I noticed that I had used gradient_accumulation_steps=4 for faster training. When I turned it down to 2, so far the loss hasn’t exploded yet.
So my question is does gradient accumulation also accumulates loss ?
As you know, gradient accumulation reduces training time by reducing the number of times model weight updates are performed. Since you initially set gradient_accumulation_steps=4, the model weights would only be updated once for every 4 forward and backward passes.
Setting a large value for gradient_accumulation_steps can thus lead to instability. Because the gradients at each update are actually the accumulated gradients over n steps, they are larger, and occasionally large enough that the model paramaters overshoot. Think of the classical issue of setting the right learning rate for gradient descent:
This is similar to the way that a large gradient_accumulation_steps value can cause overshooting.

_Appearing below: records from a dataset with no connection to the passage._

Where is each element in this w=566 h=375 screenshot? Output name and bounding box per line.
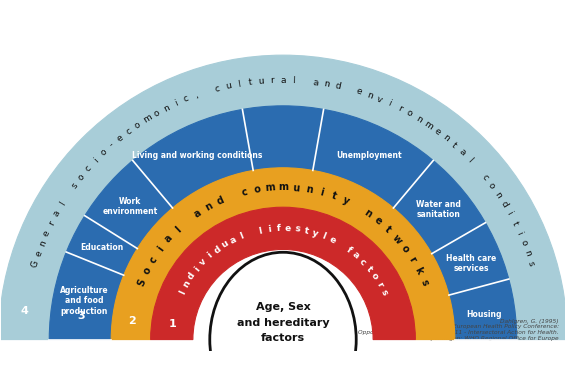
Text: n: n	[203, 201, 215, 213]
Text: o: o	[486, 181, 496, 190]
Text: f: f	[276, 224, 281, 233]
Text: a: a	[280, 76, 286, 85]
Text: d: d	[215, 195, 226, 207]
Text: e: e	[372, 215, 384, 227]
Text: e: e	[115, 133, 125, 143]
Text: o: o	[98, 147, 109, 158]
Text: r: r	[396, 104, 404, 113]
Text: t: t	[248, 78, 252, 87]
Text: c: c	[182, 94, 190, 104]
Text: i: i	[206, 251, 215, 260]
Text: s: s	[418, 278, 430, 287]
Text: n: n	[162, 103, 171, 114]
Text: l: l	[258, 226, 262, 236]
Text: o: o	[518, 239, 529, 247]
Text: n: n	[441, 133, 451, 143]
Text: k: k	[413, 266, 424, 276]
Text: i: i	[173, 99, 179, 108]
Text: n: n	[522, 249, 533, 258]
Text: G: G	[30, 259, 41, 268]
Text: e: e	[328, 235, 337, 245]
Text: d: d	[334, 81, 341, 91]
Text: u: u	[258, 77, 264, 86]
Text: s: s	[379, 288, 389, 297]
Text: l: l	[239, 231, 245, 241]
Text: e: e	[432, 126, 442, 136]
Text: i: i	[387, 99, 393, 108]
Text: Housing: Housing	[466, 310, 502, 320]
Wedge shape	[0, 55, 566, 340]
Text: t: t	[509, 219, 519, 226]
Text: c: c	[148, 255, 160, 265]
Text: Dahlgren, G. (1995)
European Health Policy Conference:
Opportunities for the Fut: Dahlgren, G. (1995) European Health Poli…	[358, 319, 559, 341]
Text: c: c	[241, 187, 249, 198]
Text: d: d	[186, 271, 197, 282]
Text: o: o	[399, 243, 411, 255]
Text: n: n	[37, 239, 48, 248]
Text: l: l	[237, 80, 241, 89]
Text: c: c	[358, 257, 368, 267]
Text: i: i	[505, 210, 514, 217]
Text: e: e	[42, 228, 52, 237]
Text: Living and working conditions: Living and working conditions	[132, 151, 263, 160]
Text: Water and
sanitation: Water and sanitation	[416, 200, 461, 219]
Text: a: a	[163, 233, 175, 245]
Text: e: e	[33, 249, 44, 258]
Text: d: d	[212, 244, 222, 255]
Text: v: v	[375, 94, 384, 104]
Text: a: a	[192, 207, 203, 219]
Text: Agriculture
and food
production: Agriculture and food production	[59, 286, 108, 316]
Wedge shape	[151, 207, 415, 340]
Ellipse shape	[210, 252, 356, 375]
Text: o: o	[405, 108, 414, 118]
Text: u: u	[292, 183, 300, 194]
Text: s: s	[294, 224, 300, 234]
Text: y: y	[341, 195, 350, 207]
Text: t: t	[303, 226, 309, 236]
Text: u: u	[225, 81, 232, 91]
Text: o: o	[369, 271, 380, 281]
Text: e: e	[355, 87, 363, 97]
Text: i: i	[156, 244, 166, 254]
Text: Age, Sex
and hereditary
factors: Age, Sex and hereditary factors	[237, 302, 329, 343]
Text: r: r	[375, 280, 384, 288]
Text: S: S	[136, 278, 148, 288]
Text: n: n	[492, 190, 503, 200]
Text: -: -	[108, 141, 116, 150]
Text: e: e	[285, 224, 291, 233]
Text: i: i	[318, 187, 324, 198]
Text: I: I	[177, 289, 187, 296]
Text: u: u	[220, 239, 230, 250]
Text: n: n	[362, 207, 374, 220]
Text: o: o	[152, 108, 161, 118]
Text: t: t	[364, 264, 374, 273]
Text: m: m	[265, 183, 276, 194]
Text: l: l	[466, 156, 474, 164]
Text: v: v	[198, 257, 209, 267]
Text: o: o	[253, 184, 261, 195]
Text: r: r	[270, 76, 274, 85]
Text: l: l	[321, 231, 327, 241]
Text: a: a	[229, 235, 238, 245]
Text: Unemployment: Unemployment	[336, 151, 401, 160]
Text: c: c	[83, 164, 93, 173]
Text: a: a	[457, 147, 468, 158]
Text: 4: 4	[21, 306, 29, 316]
Text: s: s	[526, 260, 536, 267]
Text: a: a	[52, 209, 62, 218]
Text: d: d	[498, 199, 509, 208]
Text: l: l	[173, 225, 183, 234]
Text: i: i	[267, 225, 271, 234]
Text: m: m	[422, 119, 434, 131]
Text: r: r	[47, 219, 57, 227]
Text: i: i	[514, 230, 524, 236]
Text: a: a	[350, 250, 361, 261]
Text: Health care
services: Health care services	[446, 254, 496, 273]
Text: n: n	[365, 90, 374, 101]
Text: n: n	[323, 79, 331, 89]
Text: 1: 1	[168, 319, 176, 329]
Text: w: w	[391, 232, 404, 246]
Text: r: r	[407, 255, 418, 264]
Text: a: a	[312, 78, 319, 87]
Text: n: n	[305, 184, 313, 195]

There’s also the fact that you are using L1-Regularization, which can exacerbate the instability of the gradient updates, since the penalization terms do indirectly modify the gradients.
Returning to your question, it isn’t that the gradient accumulation also accumulates loss. Loss is calculated during each forward cycle of model training, and the gradients for that loss are calculated during backpropagation. Only the gradients are accumulated. The issue you are facing is likely due to the fact that accumulating gradients for a large number of steps leads to unstable loss that can explode, as you’ve seen.
Wow yeah I think that makes more sense. Its not that the loss is being accumulated, it must be that the gradient update is so high which inturn makes the loss go up.